The $20 bottomless promotion culminated in a whopping loss over just a few months following its June introduction and will contribute to an expected $20 million loss for the year, Restaurant Business reports.
“[It has] since increased the promotion to $25, recognizing this was a mistake,” Silberman said.
This strategy can help protect margins, without spooking customers, if restaurants maintain their entry-level menu prices and thus stay accessible to price-sensitive diners. Recently, Wendy’s increased the price of its value meals — including $4, $5 and $6 Biggie Bags for different dayparts — and scuttled its “4 for $4” deal in response to operator pushback.

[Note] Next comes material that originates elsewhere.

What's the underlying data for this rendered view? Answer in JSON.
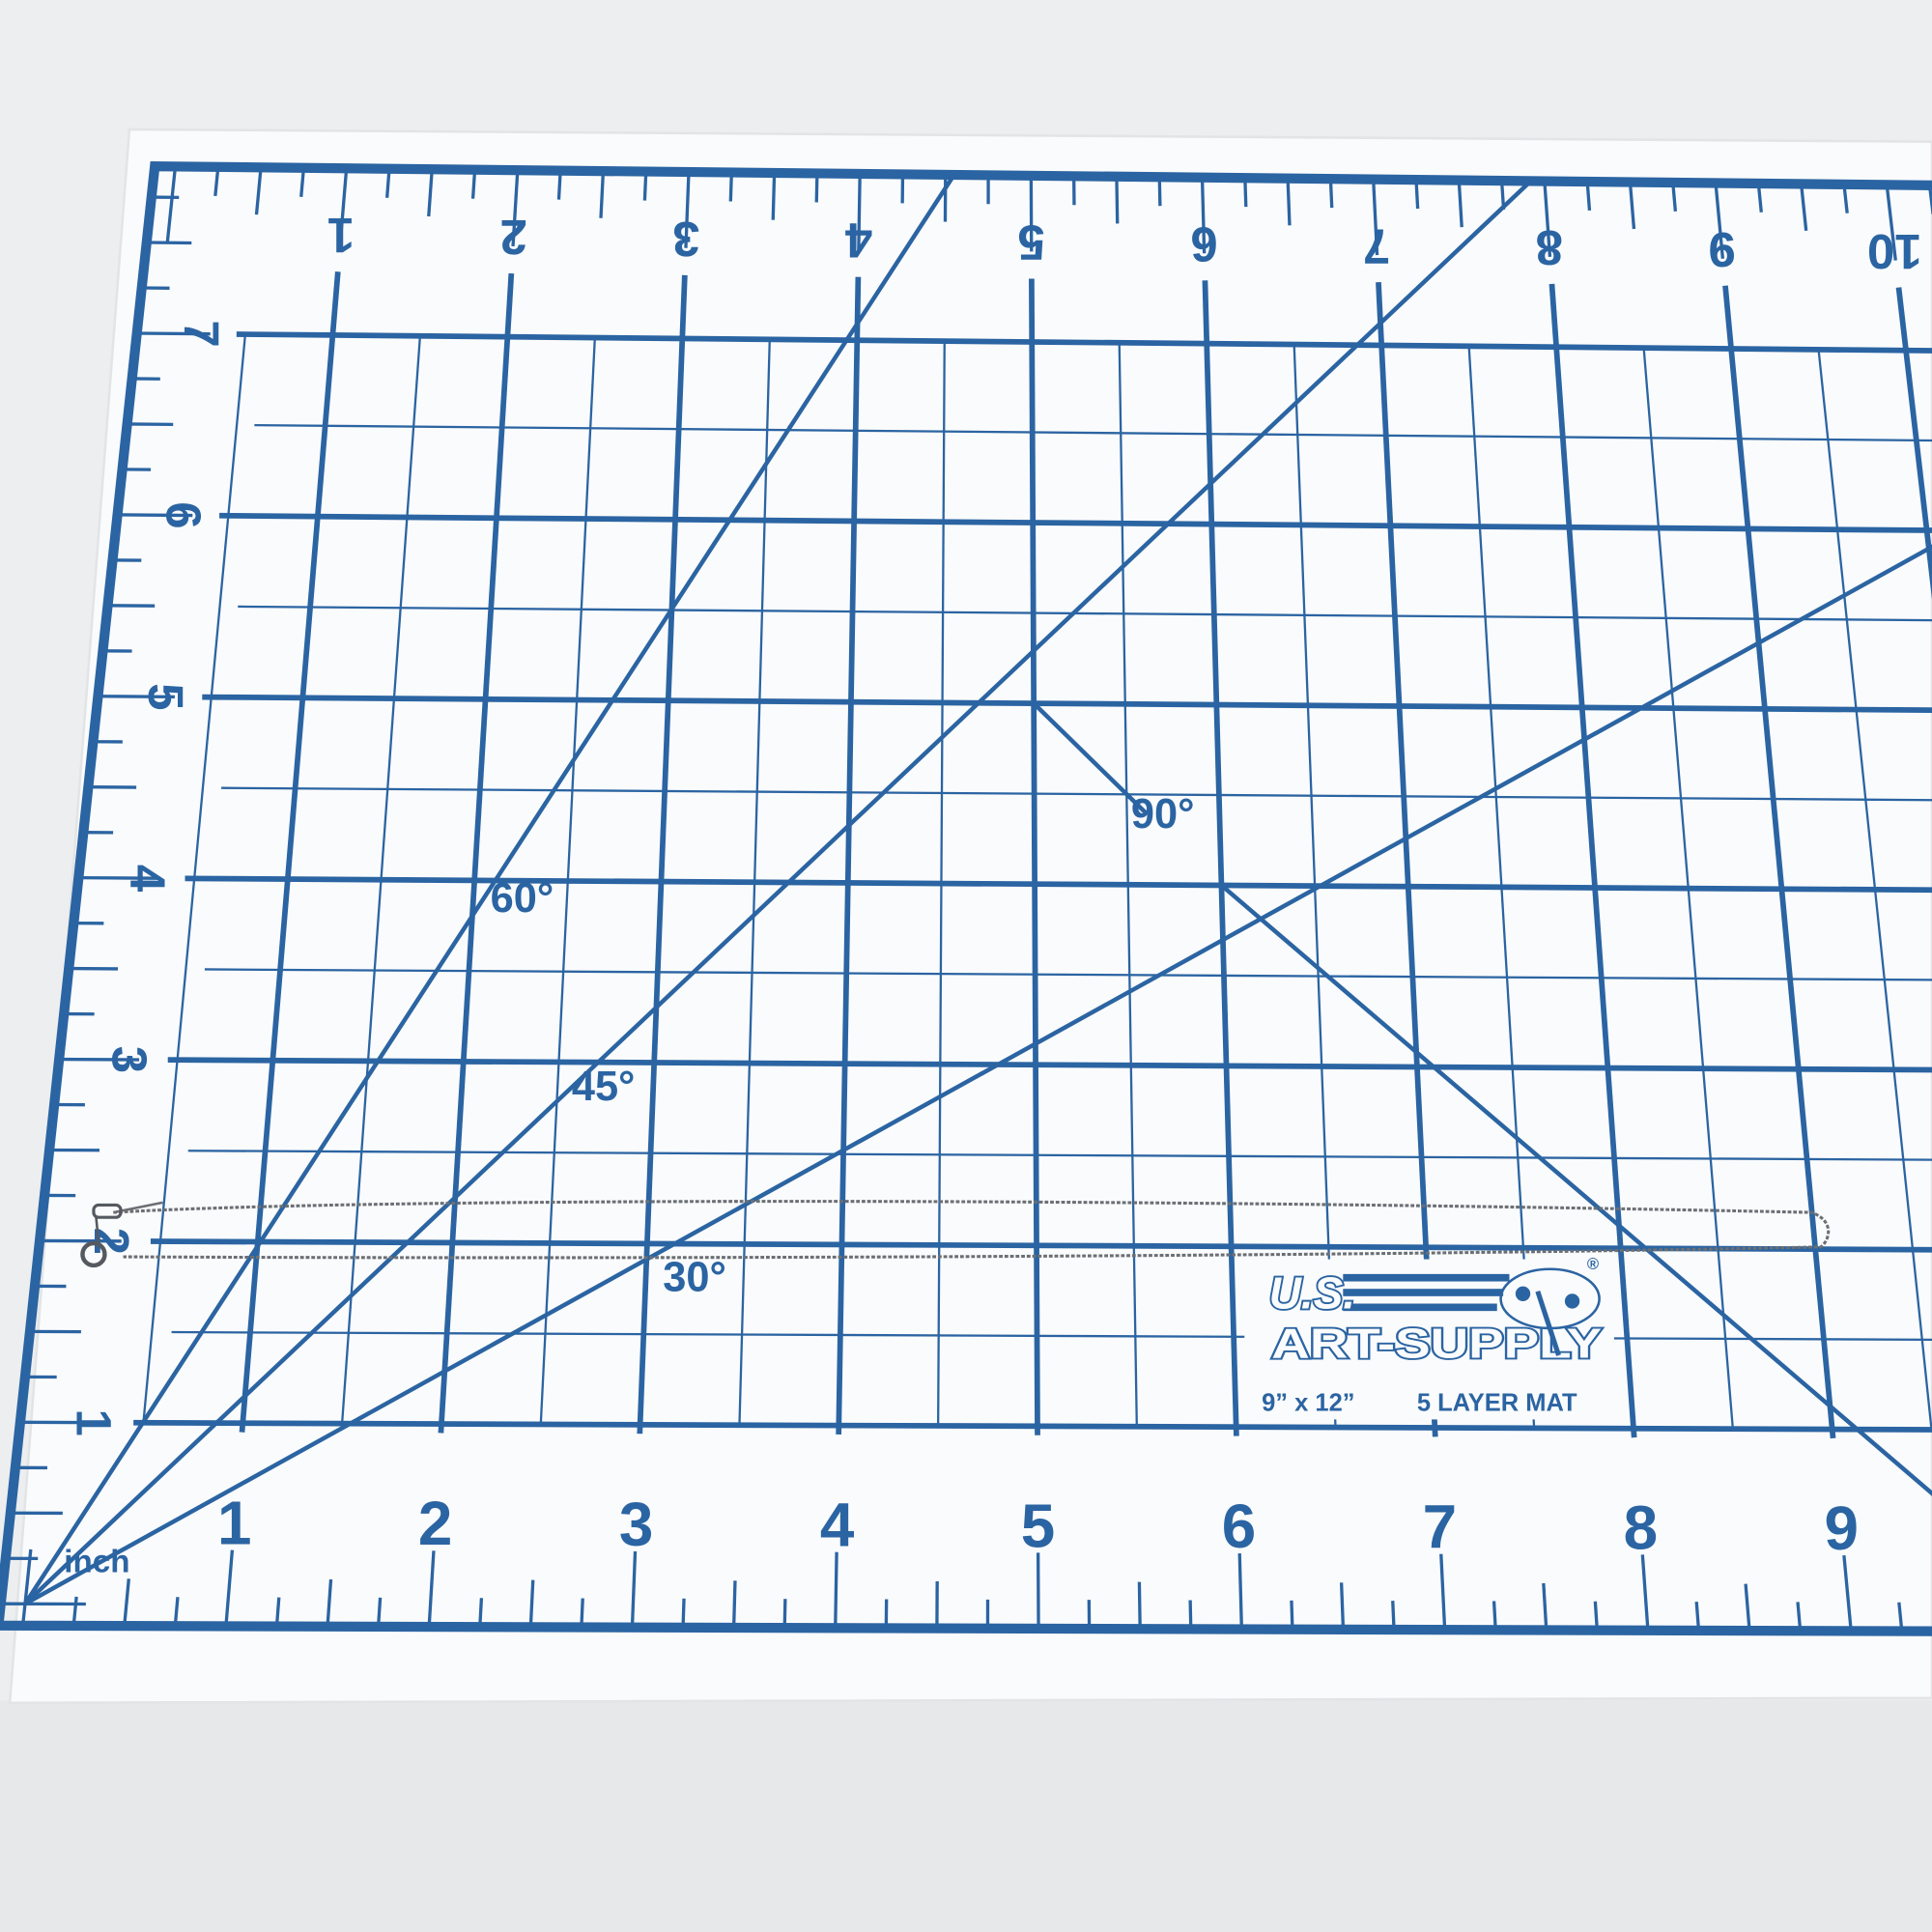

Domino’s raised its Mix and Match deal, which cost $5.99 for more than a decade, to $6.99 last year. Olive Garden also revived its Never-Ending Pasta Bowl in 2022 after a three-year hiatus, raising the price nearly 30% to “communicate value without impacting margins,” Silberman said.
Rewards platforms are also powerful discount tools, Silberman said, because they can offer restaurant customers more personalized value offerings that also optimize operations. For example, Starbucks recently ran a “September ThursYays” campaign where diners could buy a seasonal fall beverage and get one free after 12 p.m. in order to draw traffic to its sleepier afternoon daypart. Shake Shack, which doesn’t typically offer value items, launched its afternoon BOGO milkshake offering last year to drive incremental visits on weekdays.
Improving efficiency can yield meaningful comp gains
Chains have invested in smaller store models and automated equipment in response to above-average turnover of the past few years. Labor instability has been a drag on operational efficiency, but now that restaurant worker supply is stabilizing, companies have more bandwidth to optimize their systems, Silberman said.
“McDonald’s used to say every 10 seconds saved at the drive-thru is 1% in comp,” she said. “While the numbers would be different today, this really emphasizes how meaningful improvements to operations can be to change our sales.”
Silberman pointed to Chipotle’s throughput, which is down in 2023 compared to 2014 and 2015 performance, as an example of latent opportunity to improve traffic. Currently, the fast casual chain sells 22 to 23 burritos or bowls during 15-minute intervals in the peak lunch and dinner dayparts, between 12 p.m. and 1 p.m. and 6 p.m. and 7 p.m., respectively. Comparatively, Chipotle sold between 28 and 29 burritos and bowls during these 15-minute periods almost a decade ago.
“If [Chipotle] gets back to that historic productivity that is a [nearly] 10% traffic lift,” she said.
The operations improvements Chipotle is already making, including Chipotlane expansion and in-person employee training, are why it is one of the only major restaurant chains with positive traffic right now, Silberman said.
Menu innovation can create incremental occasions
Though the trend of the past few years has been to trim menus to reduce complexity and improve fulfillment speed, restaurants can grow traffic with strategic menu launches during slow dayparts, Silberman said.
“Impactful innovation can drive traffic,” she said. “McDonald’s has done a great job of this over the years, with its Grimace Shake earlier this year, and it was one of the most engaging campaigns ever in the company’s history.”
Companies have recently begun emphasizing breakfast and late-night hours with offerings that can encourage food attach in a bid to grow traffic and sales. Wendy’s and Pizza Hut have extended their evening hours to attract late-night crowds, for example, and Pizza Hut has also developed handheld Melts to attract on-the-go diners. Similarly, Taco Bell is testing chicken nuggets and has brought back its Nacho Fries to encourage snacking occasions during non-peak hours.